Life has provided a lot of interesting experience along the way. I’ve drilled for oil, managed a B2B marketing department, built houses, provided corporate IT support, repaired automobiles, consulted for small business management, and administered a variety of computer infrastructure (in no particular order).

Besides the obvious places where I’m actively using and advocating open source software for my day job, I have always taken an active interest in learning how people and organizations leverage technology. The
things I’ve learned from experience are opportunities for Fedora to gain marketshare and mindshare.

Care to share a screenshot of your Fedora desktop?

Pete Travis'es desktop screenshot

Have you used Fedora in a cloud or server context?

I’ve done testing with Fedora Cloud when working on the draft Cloud Guide. For personal use, I have Fedora behind a relatively large fileserver, a load-balancing edge router, a handful of application servers, and a whole bunch of test VMs used when writing documentation for a variety of use cases. My little testbed gained Fedora Server with the domain controller role recently, and I’m really looking forward to
exploring its potential.

What did you do on your last vacation or weekend off?

I visited a local brewery. The master brewer visited with us for a while, and a jest about cloning American lagers got an interesting response: He was positive about the idea of other brewers trying to replicate his craft, and described an perspective about the open sharing of ideas that completely paralleled Fedora’s Foundations. It was surprising to find someone that had developed an analogue of familiar open source ideals completely outside of the software context. Naturally, I’ll be introducing him to the brewing software I package on the next visit

What do you want to achieve as member of council?

Enable collaboration, enable communication, and represent contributors. I’m excited to see how the active leadership model will develop, and looking forward to being a part of the process. Fedora is a community project; it is less about what I want to achieve and more about what *you* want the Council to help you achieve. So please, speak up!

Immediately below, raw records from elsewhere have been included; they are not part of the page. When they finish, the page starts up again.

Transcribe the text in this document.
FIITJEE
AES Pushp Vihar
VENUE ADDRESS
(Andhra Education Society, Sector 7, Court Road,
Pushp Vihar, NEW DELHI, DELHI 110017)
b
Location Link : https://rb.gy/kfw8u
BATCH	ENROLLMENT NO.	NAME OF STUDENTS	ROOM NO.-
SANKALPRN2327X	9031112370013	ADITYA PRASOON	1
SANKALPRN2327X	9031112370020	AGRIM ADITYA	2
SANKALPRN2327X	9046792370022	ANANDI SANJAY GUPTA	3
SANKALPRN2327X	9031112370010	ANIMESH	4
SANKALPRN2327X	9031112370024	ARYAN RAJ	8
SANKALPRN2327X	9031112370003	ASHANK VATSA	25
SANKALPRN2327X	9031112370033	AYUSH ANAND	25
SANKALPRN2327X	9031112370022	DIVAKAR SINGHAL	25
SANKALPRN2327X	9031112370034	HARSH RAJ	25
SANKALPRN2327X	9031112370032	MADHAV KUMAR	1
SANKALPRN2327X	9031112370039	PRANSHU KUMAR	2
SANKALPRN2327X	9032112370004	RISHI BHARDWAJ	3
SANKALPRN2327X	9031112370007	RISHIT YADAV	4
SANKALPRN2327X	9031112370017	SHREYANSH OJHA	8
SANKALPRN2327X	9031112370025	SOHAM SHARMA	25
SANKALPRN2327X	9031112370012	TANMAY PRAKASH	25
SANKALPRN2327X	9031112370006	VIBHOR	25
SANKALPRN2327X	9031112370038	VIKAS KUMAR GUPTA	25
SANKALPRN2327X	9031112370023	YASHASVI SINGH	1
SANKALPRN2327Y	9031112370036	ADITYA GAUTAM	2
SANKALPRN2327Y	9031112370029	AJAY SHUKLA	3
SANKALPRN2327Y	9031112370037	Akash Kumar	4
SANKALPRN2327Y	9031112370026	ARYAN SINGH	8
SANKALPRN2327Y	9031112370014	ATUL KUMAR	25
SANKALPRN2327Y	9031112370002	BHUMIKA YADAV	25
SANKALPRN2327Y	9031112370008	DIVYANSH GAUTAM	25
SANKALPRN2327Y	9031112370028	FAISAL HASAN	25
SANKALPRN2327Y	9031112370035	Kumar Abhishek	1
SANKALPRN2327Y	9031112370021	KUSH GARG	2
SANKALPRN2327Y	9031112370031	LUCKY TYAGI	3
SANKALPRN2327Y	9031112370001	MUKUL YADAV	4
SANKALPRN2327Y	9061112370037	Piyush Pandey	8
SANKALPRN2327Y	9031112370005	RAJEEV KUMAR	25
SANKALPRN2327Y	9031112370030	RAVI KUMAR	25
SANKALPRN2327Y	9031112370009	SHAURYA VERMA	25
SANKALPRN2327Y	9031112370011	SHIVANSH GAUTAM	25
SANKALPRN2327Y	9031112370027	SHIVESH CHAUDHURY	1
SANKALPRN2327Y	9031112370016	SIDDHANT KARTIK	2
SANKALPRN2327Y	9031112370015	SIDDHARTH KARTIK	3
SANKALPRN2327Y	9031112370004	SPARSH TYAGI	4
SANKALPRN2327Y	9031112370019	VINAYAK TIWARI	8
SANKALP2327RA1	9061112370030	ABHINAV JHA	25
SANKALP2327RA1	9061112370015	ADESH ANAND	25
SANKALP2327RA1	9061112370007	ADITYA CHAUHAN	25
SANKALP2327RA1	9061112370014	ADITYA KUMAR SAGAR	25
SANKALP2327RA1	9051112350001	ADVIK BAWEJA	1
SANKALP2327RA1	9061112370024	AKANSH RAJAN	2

How do you envision improving collaboration with downstream communities (ie: CentOS) ?

From what I’ve seen, there’s already a good relationship between the Centos and Fedora communities. The volume and quality of communication has increased recently, a trend that will probably continue. I don’t have a specific vision for the relationship – ultimately, the nuts and bolts of collaboration between the two will be determined by the contributors doing the work in whatever area.

In general, I’m in favor of working with them when there is mutual interest, contributors from each project keeping tabs on the other, and open communication. I follow the centos-docs team, for example; not because of any top-down directive, but because sometimes I can help them and sometimes they can provide some insight for me. I could see Fedora cloud instances running on CentOS hosts as an attractive option for organizations, and a viable opportunity for collaboration.

Anything else voters should know?

This is my dog, Skoda. She heard me talk about packaging for Fedora, and wanted to get involved.